Last week, Harvard and MIT filed a lawsuit in Boston federal court to prevent DHS and ICE from enacting the policy, and more than 200 other schools signed briefs supporting the lawsuit. Eighteen states and the District of Columbia have also filed suit against the Trump administration.
“I think everybody’s going to do what they can. But sadly, I do think there are going to be a lot of people who fall through the cracks,” says Connolly. “I think there’s going to be a lot of international students who are unable to take in-person classes. So they are risking deportation and it just adds to the number of people here without lawful status.”
While it’s great that schools have gone to bat for their students, of course, it shouldn’t only be “desirable” migrants, the ones pursuing higher education in respected fields, paying exorbitant fees that keep universities afloat, who are fought for. Most undocumented immigrants have lived with this sort of fear their whole lives.
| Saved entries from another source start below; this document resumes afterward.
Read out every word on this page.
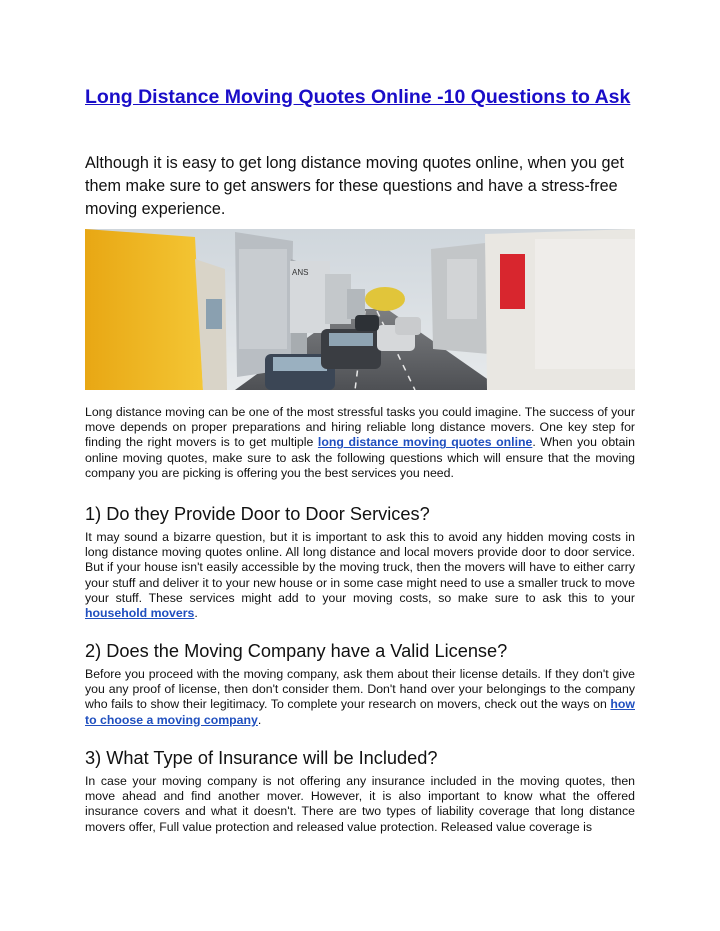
Long Distance Moving Quotes Online -10 Questions to Ask

Although it is easy to get long distance moving quotes online, when you get them make sure to get answers for these questions and have a stress-free moving experience.

ANS

Long distance moving can be one of the most stressful tasks you could imagine. The success of your move depends on proper preparations and hiring reliable long distance movers. One key step for finding the right movers is to get multiple long distance moving quotes online. When you obtain online moving quotes, make sure to ask the following questions which will ensure that the moving company you are picking is offering you the best services you need.

1) Do they Provide Door to Door Services?

It may sound a bizarre question, but it is important to ask this to avoid any hidden moving costs in long distance moving quotes online. All long distance and local movers provide door to door service. But if your house isn't easily accessible by the moving truck, then the movers will have to either carry your stuff and deliver it to your new house or in some case might need to use a smaller truck to move your stuff. These services might add to your moving costs, so make sure to ask this to your household movers.

2) Does the Moving Company have a Valid License?

Before you proceed with the moving company, ask them about their license details. If they don't give you any proof of license, then don't consider them. Don't hand over your belongings to the company who fails to show their legitimacy. To complete your research on movers, check out the ways on how to choose a moving company.

3) What Type of Insurance will be Included?

In case your moving company is not offering any insurance included in the moving quotes, then move ahead and find another mover. However, it is also important to know what the offered insurance covers and what it doesn't. There are two types of liability coverage that long distance movers offer, Full value protection and released value protection. Released value coverage is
While some immigrant students will abandon their lives and home, some will choose to stay, undocumented or at risk, because it’s a better option than losing it all.
“The government understands that we are pretty much in a chokehold,” says Edgar, as he tries to meet deadlines while waiting anxiously to hear back from his sick family at home. “That’s why they did it. They know that most of us are going to risk it to get sick. They know that we have no choice.”
Some names have been changed in this article to protect the identities of the students.